В чем она выражалась? Сталин попросту организовал обоим многочисленную «смену» в лице молодой поросли прытких авиаконструкторов, не снимая впрочем ни с Николая Николаевича, ни с Андрея Николаевича ответственности за создание новых боевых машин.

От Поликарпова потребовали сконструировать в неимоверно сжатые сроки истребитель, не уступающий Bf-109. Все работы над недавно созданным И-17 были заброшены, он так и не пошел в большую серию. Началась лихорадочная деятельность по созданию истребителя, имевшего пока условное обозначение И-180. Ни о какой постепенной и вдумчивой работе над машиной и речи быть не могло — родные партия и правительство задали такие сроки сдачи «объекта», что Поликарпов сразу же оказался в цейтноте. Положение усугублялось отсутствием надежных авиадвигателей.

В результате аппарат, на котором 15 декабря 1938 года Чкалов вылетел в пробный полет, представлял собой, по сути дела, макет самолета, а не сам самолет. Те многочисленные приписки, которые содержал акт о готовности машины к вылету, — следствие прессинга со стороны властей. Дело для Поликарпова обстояло следующим образом: не выполнишь самолет к сроку — сядешь. Фактически Чкалова загубил Сталин. Многие до сих пор утверждают, что катастрофа чкаловского И-180 носила характер диверсии. Маловероятно. В тот самолет даже не требовалось вносить неполадки, он сам по себе являлся одной сплошной летающей неполадкой. Чкалова действительно пытались убрать, но это было несколько ранее — в конце 1935 года, во время испытания И-16.

Гибель Чкалова имела для Поликарпова далеко идущие последствия: пришедшие ему на смену испытатели не смогли довести до серийного производства ни один из поликарповских самолетов — ни И-180, ни ВИТ-1,2, ни «Иванов».

С Туполевым же Коба разобрался еще проще. Он определил его начальником знакомой Поликарпову «шарашки», расположенной в стенах Центрального конструкторского бюро (ЦКБ), и теперь Андрей Николаевич был лишен возможности создавать то, что хотел, а был вынужден делать то, что прикажут (Поликарпов, как известно, в подобном положении находился еще в конце 1920-х).

Однако «шарашки» «шарашками», а самолетов, не уступавших немецким, все не было, в то время как запланированная на 1939 год война была уже на носу. Требовались истребители, а поскольку кроме Поликарпова их делать по большому счету в стране не умел никто, Сталин в очередной раз нацепил на себя личину справедливого царя.

«Как ни строг был Иосиф Виссарионович, он не счел возможным отстранить от работы Н.Н. Поликарпова — ему поставили задачу: в память Чкалова сделать скоростной истребитель, о котором так мечтал Валерий Павлович.
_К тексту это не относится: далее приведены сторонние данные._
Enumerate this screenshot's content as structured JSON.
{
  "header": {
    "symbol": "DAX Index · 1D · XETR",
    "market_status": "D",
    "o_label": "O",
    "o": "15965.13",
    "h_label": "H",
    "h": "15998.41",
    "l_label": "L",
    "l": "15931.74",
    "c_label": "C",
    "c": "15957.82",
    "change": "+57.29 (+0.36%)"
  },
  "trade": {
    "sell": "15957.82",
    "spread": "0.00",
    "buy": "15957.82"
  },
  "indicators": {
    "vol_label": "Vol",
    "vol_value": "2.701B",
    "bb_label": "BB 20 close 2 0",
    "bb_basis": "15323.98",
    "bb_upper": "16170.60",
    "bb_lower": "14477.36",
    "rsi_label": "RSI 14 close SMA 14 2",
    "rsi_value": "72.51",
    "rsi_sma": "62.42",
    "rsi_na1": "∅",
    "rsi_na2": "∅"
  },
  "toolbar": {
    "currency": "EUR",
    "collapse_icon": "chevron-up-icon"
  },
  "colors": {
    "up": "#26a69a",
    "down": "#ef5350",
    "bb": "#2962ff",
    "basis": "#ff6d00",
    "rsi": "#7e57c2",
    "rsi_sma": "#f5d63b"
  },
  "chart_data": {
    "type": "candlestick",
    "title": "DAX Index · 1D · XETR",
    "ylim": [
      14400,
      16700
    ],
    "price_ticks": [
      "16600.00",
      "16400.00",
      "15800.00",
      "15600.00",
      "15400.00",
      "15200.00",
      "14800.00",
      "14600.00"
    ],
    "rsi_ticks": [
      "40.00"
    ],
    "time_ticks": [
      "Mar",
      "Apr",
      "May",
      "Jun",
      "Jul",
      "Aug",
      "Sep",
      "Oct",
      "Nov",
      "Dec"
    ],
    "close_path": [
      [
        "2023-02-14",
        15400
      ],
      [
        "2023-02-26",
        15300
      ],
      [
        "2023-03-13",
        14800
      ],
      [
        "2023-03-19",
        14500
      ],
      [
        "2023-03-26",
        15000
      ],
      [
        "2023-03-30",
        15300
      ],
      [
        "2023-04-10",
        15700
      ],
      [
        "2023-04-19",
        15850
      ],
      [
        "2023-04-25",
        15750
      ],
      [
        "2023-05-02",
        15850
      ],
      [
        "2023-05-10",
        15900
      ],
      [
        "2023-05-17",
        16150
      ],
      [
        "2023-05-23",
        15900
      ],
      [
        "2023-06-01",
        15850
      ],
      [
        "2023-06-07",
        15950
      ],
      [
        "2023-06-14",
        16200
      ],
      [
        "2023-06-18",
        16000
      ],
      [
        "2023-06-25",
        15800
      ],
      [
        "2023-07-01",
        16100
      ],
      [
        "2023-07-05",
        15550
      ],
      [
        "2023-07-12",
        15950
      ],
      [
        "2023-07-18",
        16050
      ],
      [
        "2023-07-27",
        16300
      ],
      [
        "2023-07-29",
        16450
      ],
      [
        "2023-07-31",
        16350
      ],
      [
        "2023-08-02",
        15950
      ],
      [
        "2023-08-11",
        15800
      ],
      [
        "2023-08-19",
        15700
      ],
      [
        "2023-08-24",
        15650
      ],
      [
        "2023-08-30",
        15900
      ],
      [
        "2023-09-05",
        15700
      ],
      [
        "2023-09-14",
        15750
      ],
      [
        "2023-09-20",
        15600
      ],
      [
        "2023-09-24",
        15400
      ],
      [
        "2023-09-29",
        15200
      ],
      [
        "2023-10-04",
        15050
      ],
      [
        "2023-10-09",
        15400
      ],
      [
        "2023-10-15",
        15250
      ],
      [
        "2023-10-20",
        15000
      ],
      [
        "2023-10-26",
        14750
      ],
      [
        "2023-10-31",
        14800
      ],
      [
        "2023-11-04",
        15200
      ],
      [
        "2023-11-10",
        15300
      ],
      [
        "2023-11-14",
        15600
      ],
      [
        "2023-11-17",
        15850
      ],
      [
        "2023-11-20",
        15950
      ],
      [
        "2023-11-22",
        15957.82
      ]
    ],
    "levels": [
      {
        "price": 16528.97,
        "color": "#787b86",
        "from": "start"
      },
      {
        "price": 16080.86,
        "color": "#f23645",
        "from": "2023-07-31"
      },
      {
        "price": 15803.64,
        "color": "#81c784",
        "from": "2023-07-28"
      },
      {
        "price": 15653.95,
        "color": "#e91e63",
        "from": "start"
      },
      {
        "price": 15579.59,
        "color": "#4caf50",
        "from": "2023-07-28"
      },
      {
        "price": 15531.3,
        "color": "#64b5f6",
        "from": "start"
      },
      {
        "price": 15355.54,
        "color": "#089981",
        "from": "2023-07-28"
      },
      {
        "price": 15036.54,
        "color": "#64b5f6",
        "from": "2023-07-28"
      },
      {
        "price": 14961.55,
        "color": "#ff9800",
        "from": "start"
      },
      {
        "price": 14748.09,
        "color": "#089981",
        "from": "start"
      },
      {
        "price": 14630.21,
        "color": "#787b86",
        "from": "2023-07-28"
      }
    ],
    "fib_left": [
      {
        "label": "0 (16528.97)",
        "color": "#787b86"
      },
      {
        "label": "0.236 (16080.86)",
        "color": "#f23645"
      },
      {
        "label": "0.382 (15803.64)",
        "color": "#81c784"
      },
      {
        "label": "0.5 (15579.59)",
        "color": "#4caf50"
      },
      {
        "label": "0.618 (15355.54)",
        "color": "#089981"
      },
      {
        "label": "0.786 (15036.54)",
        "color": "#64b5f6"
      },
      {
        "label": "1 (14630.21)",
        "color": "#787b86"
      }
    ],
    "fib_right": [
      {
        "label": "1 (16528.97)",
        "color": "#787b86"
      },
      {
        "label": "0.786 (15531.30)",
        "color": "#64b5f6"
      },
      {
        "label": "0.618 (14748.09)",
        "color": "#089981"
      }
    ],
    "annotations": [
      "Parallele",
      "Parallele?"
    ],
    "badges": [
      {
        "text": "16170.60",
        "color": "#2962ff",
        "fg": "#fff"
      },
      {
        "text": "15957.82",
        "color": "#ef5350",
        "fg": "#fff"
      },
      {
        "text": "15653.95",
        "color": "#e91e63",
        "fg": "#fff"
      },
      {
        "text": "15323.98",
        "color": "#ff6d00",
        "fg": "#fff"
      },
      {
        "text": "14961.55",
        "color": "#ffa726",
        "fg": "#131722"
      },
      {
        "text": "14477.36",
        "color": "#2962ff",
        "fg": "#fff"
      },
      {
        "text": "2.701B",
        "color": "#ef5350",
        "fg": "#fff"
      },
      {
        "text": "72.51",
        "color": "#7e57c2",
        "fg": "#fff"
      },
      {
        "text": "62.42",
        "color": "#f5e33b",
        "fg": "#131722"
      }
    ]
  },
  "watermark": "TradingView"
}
Сразу же последовало постановление о постройке новых трех опытных экземпляров «И-180» [81].

Однако работа над «180» застопорилась. Как в этой ситуации поступил Иосиф Виссарионович? Очень просто.
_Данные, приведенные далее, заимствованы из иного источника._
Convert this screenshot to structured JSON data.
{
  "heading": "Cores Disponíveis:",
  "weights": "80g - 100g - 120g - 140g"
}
Он собрал всех перспективных конструкторов, которые только имелись в стране (неважно, что за самолеты они создавали), среди которых были также и ученики тех же Туполева и Поликарпова, и поручил им создание истребителя.

«В большой приемной собрались не только ветераны самолетостроения, но и конструкторская молодежь. Здесь были Лавочкин, Гудков, Горбунов, Ильюшин, Флоров, Боровков, Таиров, Шевченко, Пашинин, конструкторы-мотористы Климов, Микулин, Швецов, всего человек двадцать — двадцать пять. С волнением ожидали мы вызова, на этот раз беседа велась с каждым в отдельности.

…Так побеседовали со всеми приглашенными. Каждый получил задание. Мы разъехались по конструкторским бюро возбужденные, заряженные духом творческого соревнования, с твердым намерением победить своих «соперников». За создание истребителя соревновались Микоян, Лавочкин, Сухой, Пашинин, Флоров и Боровков, Шевченко, Козлов, Поликарпов, Яценко» [81, с. 158–159].

Поручение хотя и не носило тон приказа, но поди ты его не выполни!

Таким образом Сталин перешел от «монополизма» в области авиастроения (обычно Коба любил концентрировать всю работу в недрах одного-двух КБ в стране) к «конкуренции», искусственно эту самую конкуренцию создав.

И закипела работа у бесчисленных кульманов всевозможных КБ. Впрочем, если кто-то полагает, что свободное и самобытное творчество молодых конструкторов и изобретателей, нашедшее наконец выход и применение, привело к созданию образцов самолетов, не уступающих западным моделям, тот глубоко и серьезно заблуждается.

Перед самым началом Второй мировой войны во все крупнейшие авиационные державы мира борзой рысью припустили всевозможные советские делегации на предмет изучения опыта в авиастроении. В каждой делегации постоянно присутствовали советские авиаконструкторы. Делегации вынюхивали все — от организации производства до конструкций отдельных самолетов. Вовсю работали советские спецслужбы (по возможности конечно), касалось то покупки образцов техники ил и же банальной кражи чертежей и запчастей.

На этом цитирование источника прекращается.